Allen’s passion and desire to take care of others continues to drive her.

“I think it drives a lot of women. You have to love something intensely and intimately to do this type of selfless work that requires long hours and depends on lots of delegation and balance. Everyone spends so much time at work, but nonprofit work is different. It’s all consuming. There are so many things you do to prepare before you even get to the office and in the evening after you come home. But I go to bed at night knowing I made a difference in the lives of people that can’t break the cycle of their current circumstances, and they just need help. They need a meal. Food is a basic human right. No one should be hungry.
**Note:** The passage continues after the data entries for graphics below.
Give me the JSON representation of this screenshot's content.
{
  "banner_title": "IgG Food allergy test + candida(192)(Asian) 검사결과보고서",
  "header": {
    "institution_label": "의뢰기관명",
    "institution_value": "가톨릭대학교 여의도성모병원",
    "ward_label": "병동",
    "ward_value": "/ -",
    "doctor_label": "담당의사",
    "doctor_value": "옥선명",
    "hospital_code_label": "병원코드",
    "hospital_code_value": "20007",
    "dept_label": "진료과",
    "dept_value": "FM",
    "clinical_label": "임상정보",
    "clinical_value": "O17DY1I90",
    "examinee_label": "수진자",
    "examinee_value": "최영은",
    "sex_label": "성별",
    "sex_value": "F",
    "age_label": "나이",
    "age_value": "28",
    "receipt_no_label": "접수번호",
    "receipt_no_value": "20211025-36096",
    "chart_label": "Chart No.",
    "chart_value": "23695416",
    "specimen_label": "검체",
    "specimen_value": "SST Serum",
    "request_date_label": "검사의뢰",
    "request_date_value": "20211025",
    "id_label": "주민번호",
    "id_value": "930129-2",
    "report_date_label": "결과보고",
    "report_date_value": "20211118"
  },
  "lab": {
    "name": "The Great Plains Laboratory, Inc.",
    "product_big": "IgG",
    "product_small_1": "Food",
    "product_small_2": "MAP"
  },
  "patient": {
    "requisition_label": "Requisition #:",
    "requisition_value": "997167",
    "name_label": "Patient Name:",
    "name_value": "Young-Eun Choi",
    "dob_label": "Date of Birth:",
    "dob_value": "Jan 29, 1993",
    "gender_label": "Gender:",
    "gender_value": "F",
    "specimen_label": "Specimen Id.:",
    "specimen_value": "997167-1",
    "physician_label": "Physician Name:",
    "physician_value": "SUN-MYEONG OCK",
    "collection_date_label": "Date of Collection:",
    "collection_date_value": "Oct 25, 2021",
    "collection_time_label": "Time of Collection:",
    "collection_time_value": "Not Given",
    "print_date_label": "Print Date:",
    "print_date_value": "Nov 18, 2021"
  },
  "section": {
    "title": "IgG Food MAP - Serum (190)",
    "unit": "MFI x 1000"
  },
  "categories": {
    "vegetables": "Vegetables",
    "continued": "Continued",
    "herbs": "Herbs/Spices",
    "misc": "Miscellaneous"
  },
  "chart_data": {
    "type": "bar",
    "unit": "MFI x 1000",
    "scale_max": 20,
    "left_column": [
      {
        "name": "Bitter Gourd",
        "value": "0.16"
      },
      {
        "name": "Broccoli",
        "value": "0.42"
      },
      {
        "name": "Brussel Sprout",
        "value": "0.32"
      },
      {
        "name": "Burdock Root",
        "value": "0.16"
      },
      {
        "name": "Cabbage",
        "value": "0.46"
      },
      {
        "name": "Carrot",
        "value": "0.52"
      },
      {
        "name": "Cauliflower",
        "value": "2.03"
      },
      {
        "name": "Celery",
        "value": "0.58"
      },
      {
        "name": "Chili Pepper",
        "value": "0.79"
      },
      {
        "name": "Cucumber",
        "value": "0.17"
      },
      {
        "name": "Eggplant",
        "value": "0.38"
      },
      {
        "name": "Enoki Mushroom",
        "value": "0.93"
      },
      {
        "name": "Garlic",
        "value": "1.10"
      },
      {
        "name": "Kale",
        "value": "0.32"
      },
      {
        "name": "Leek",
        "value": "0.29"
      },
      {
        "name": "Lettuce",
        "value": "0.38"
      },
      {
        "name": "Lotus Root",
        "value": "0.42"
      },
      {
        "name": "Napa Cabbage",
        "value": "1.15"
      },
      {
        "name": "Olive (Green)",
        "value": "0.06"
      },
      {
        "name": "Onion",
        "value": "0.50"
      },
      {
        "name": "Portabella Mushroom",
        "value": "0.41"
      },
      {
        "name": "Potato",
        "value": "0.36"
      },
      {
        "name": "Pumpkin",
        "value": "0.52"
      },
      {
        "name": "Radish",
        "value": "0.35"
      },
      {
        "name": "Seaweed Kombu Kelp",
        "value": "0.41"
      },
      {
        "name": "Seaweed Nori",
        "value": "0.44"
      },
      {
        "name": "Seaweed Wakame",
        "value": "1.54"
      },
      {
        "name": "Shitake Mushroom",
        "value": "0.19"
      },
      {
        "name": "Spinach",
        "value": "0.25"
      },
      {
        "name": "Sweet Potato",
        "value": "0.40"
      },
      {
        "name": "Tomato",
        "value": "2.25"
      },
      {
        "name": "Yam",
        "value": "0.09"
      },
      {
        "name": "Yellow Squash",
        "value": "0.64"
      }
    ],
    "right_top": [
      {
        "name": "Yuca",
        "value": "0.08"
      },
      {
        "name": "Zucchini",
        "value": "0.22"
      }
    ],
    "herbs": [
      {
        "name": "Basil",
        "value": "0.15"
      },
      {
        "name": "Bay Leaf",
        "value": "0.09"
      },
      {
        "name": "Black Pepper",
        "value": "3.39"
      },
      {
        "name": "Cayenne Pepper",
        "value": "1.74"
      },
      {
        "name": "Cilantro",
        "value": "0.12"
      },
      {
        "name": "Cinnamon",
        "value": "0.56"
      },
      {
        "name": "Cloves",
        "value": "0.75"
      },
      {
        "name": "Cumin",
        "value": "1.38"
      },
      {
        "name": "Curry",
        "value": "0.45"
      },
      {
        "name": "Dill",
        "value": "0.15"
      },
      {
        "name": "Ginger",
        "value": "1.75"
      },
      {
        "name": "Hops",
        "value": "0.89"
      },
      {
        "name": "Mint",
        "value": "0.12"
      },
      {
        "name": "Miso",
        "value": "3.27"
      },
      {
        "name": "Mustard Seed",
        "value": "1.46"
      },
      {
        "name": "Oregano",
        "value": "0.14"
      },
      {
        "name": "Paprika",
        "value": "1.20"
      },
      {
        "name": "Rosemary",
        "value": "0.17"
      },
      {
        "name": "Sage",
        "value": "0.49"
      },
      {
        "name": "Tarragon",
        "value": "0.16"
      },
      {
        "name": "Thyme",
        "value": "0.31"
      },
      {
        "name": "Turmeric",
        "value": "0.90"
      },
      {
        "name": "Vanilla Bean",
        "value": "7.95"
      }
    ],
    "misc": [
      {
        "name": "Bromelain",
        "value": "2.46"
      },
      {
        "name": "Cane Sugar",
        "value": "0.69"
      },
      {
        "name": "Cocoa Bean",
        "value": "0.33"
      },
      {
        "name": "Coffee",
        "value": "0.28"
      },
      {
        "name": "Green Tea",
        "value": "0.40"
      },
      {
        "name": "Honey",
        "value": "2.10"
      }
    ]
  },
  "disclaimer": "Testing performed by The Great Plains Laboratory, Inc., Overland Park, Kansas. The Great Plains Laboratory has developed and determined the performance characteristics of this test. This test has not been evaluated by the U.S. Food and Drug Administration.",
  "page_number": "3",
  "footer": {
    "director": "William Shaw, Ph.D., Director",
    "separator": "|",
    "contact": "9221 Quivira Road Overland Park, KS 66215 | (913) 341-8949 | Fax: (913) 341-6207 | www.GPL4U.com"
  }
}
Many days their world is so dark and bleak, but the food that we provide gives them hope. It shows them that someone noticed them and that they’re important. I like being able to make that kind of imprint. In the nonprofit world you spend your time going the extra mile. Because that’s what makes a difference.”

On Fundraising

“I don’t mind a bit asking people for money when it’s making a difference! There are people with hearts of gold who don’t know what to do with their money. And there are people that make an extra $500 or $5 a month and they would love to be a part of something bigger than themselves.”

For Allen, it’s all about being able to tell people about Extra Table and the impact they have. When she sees those same people with tears in their eyes say, “I want to be a part of this,” she knows she’d never leave something that makes that kind of impact. Extra Table launched their first year-end fundraising this year and surpassed their goal. They’ve been named Charity of the Year by multiple organizations. Still, Allen knows fundraising in the nonprofit world is hard work. There’s no product to sell like in the for-profit world. If funding goes away or the economy takes a downturn it makes things even harder.

That may be why Allen says her greatest accomplishment some days is to just keep going, to constantly be inspired by the world around her and stay open to people

“Everyone around you is important and has something to teach you. If you work hard, great things are going to happen. If I continue to work hard and keep learning and put one foot in front of the other and keep a good team around me, then positive things and great accomplishments are going to keep coming Extra Table’s way. It’s my mantra.”

Women in Philanthropy is an ongoing blog series in celebration of Women’s History Month, featuring some of the incredible women Network for Good has the pleasure to work with.